Cawthorn does have one very powerful Republican in his corner: former President Trump. Last year, Trump endorsed Cawthorn’s reelection bid to the seat, which was previously held by his White House chief of staff Mark Meadows. Cawthorn spoke at a Trump rally in North Carolina last month.
His office did not respond to a request for comment for this story.

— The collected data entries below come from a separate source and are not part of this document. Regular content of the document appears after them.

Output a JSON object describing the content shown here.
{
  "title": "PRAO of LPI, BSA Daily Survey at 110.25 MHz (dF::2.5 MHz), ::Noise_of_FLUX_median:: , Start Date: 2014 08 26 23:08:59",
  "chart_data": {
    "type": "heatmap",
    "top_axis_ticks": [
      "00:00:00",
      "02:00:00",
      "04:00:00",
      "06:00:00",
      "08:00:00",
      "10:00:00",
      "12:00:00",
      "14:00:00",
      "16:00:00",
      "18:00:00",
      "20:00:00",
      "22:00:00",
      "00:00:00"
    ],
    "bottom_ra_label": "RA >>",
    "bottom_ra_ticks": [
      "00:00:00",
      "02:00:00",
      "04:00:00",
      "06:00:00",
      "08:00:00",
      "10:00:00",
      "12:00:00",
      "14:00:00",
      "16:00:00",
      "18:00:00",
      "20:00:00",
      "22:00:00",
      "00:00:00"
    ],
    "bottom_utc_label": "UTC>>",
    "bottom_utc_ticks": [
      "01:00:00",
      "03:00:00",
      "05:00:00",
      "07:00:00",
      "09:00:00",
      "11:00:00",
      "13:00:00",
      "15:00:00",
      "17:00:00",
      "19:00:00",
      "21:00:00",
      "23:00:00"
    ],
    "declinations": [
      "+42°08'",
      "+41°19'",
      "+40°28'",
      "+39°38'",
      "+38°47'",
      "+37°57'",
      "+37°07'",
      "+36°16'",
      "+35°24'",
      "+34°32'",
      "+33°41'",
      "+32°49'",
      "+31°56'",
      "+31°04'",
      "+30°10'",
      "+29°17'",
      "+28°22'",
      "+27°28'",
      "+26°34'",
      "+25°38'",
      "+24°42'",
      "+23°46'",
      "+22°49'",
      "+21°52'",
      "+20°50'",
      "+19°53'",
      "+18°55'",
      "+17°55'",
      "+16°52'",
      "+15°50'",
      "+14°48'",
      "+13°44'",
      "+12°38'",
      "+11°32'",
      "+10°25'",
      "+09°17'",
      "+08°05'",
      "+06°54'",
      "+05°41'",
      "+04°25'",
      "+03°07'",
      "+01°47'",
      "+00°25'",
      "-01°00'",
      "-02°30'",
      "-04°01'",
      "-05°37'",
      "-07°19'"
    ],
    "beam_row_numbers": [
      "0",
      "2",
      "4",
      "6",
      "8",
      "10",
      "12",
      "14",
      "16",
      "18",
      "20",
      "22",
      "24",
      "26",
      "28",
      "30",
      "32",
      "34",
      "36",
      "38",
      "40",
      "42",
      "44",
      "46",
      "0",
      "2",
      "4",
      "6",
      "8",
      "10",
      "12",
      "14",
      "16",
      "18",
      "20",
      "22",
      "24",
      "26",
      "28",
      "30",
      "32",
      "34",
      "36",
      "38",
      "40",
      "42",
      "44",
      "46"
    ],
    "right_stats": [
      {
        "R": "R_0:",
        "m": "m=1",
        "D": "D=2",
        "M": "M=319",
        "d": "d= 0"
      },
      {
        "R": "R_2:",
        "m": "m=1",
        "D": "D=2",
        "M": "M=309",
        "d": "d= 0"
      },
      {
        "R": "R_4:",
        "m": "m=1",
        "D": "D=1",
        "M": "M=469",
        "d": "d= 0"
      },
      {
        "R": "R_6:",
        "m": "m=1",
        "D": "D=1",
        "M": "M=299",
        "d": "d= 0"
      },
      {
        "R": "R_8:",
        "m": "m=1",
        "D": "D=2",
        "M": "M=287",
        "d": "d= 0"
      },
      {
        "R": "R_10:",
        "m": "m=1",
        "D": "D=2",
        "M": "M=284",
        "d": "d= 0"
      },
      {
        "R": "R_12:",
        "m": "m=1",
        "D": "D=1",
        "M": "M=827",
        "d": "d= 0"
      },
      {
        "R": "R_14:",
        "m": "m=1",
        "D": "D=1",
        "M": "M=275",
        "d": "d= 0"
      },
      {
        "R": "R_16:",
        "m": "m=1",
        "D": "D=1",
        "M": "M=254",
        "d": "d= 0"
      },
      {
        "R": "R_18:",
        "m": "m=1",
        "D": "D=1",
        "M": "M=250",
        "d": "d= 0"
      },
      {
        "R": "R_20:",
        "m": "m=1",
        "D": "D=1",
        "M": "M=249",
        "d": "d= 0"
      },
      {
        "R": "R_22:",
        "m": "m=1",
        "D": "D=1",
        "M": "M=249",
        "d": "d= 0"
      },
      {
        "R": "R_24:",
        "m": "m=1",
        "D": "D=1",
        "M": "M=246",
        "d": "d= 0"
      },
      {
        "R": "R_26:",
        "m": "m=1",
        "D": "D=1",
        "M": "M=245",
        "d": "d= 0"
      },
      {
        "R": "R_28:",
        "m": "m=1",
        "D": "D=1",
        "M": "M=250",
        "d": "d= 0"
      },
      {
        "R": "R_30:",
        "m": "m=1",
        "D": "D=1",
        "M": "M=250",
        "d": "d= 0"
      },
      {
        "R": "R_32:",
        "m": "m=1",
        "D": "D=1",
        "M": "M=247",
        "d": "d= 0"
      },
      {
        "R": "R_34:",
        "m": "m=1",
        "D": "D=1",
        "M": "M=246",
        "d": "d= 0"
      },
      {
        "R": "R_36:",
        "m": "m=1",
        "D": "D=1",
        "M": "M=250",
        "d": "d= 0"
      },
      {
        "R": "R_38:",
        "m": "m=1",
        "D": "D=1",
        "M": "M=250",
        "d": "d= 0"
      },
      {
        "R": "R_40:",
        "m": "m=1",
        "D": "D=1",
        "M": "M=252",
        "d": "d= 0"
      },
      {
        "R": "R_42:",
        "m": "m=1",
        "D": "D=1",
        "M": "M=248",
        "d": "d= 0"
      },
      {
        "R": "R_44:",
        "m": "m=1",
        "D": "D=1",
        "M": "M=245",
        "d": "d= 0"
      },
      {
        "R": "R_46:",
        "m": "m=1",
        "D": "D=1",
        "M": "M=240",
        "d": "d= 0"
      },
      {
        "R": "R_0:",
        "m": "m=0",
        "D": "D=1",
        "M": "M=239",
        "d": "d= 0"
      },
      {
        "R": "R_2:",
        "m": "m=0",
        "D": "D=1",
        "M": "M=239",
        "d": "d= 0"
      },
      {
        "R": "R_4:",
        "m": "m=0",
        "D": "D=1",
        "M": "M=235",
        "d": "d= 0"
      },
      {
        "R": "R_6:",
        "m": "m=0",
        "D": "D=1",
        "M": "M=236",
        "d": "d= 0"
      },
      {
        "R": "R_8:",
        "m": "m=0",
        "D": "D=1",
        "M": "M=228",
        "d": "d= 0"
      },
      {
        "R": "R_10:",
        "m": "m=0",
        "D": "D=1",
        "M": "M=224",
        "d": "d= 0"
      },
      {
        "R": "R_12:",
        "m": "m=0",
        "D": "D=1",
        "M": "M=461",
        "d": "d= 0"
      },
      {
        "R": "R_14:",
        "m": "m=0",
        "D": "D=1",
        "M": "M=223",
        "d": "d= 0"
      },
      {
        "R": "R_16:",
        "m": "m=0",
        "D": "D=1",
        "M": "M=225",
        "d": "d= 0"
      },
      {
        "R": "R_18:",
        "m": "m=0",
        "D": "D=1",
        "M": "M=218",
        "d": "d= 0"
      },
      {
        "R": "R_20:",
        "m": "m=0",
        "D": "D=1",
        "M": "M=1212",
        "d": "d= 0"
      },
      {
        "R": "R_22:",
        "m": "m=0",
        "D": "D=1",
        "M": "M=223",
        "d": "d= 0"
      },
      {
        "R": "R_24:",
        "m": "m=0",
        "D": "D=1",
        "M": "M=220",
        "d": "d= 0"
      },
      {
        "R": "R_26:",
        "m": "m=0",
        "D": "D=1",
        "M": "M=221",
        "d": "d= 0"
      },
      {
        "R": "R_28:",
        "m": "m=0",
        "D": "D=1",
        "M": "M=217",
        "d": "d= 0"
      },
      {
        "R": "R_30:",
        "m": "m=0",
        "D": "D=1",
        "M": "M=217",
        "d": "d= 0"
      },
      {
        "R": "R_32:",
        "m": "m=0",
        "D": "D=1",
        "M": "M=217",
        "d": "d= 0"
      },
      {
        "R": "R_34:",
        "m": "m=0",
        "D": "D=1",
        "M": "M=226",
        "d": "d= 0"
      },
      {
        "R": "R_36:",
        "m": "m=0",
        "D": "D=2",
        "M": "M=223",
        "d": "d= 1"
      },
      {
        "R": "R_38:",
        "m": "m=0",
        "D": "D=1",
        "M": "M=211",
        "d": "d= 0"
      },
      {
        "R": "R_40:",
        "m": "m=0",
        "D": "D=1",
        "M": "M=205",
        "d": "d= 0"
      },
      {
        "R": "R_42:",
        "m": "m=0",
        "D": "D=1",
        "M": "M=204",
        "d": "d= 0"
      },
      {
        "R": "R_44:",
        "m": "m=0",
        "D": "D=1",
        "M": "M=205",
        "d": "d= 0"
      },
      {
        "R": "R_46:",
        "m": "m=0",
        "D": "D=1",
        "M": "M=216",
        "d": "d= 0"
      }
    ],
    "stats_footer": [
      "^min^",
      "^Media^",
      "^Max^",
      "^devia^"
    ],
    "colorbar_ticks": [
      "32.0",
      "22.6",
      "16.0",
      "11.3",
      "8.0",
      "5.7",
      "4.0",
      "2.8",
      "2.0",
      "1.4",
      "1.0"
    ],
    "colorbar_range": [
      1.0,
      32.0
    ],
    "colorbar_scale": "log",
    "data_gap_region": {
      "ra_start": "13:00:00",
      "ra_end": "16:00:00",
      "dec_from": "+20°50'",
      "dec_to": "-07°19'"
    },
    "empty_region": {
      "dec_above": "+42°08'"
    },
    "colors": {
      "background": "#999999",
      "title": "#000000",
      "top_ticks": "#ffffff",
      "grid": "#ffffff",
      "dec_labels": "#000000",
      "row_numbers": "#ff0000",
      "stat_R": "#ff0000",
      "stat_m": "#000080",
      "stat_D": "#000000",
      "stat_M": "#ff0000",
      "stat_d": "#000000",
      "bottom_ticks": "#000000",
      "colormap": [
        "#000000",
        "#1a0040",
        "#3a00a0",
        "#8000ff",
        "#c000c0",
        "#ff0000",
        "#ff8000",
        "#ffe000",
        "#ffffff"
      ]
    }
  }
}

The salacious videos have also put a spotlight on professional standards for House members. Conservative commentator Meghan McCain pointed to a double standard for men, saying that Rep. Liz Cheney (R-Wyo.) would be politically dead if a nude video of her circulated.
“But hey, boys will be boys, right? So great Cawthorne [sic] wasn’t born a woman! Long live the patriarchy,” McCain wrote on Twitter.
One of the most recent high-profile examples of a member being forced out of office in connection with salacious images was former Rep. Katie Hill (D-Calif.). Hill, who was also a first-term lawmaker, resigned from office in 2019 amid allegations of having inappropriate sexual relationships with her staff members. The scandal was heightened by a messy divorce and the release of nude photos.
Woodhouse worries that having Cawthorn as the GOP nominee for North Carolina’s 11th District would put it at risk of flipping to Democratic control, despite it tilting toward Republicans by about 14 points, according to FiveThirtyEight.
“We will lose the seat to a very liberal Democrat,” Woodhouse said. “It will affect every down-ballot race in this congressional district. We have to protect the seat with a strong America first candidate, and Madison has put this seat in great risk.”
Democrats hoping to challenge Cawthorn in the general election include Jasmine Beach-Ferrara, an LGBTQ activist and county commissioner, and auto repair shop owner Katie Dean.
An April 25-26 poll commissioned by the Republican GOPAC showed that Cawthorn had lost ground in his primary race, dropping from 49 percent in March to 38 percent.
Cawthorn, however, needs to win just 30 percent of the vote in a May 17 primary in order to avoid a runoff, putting him in a position to potentially keep his nominee status despite the negative press.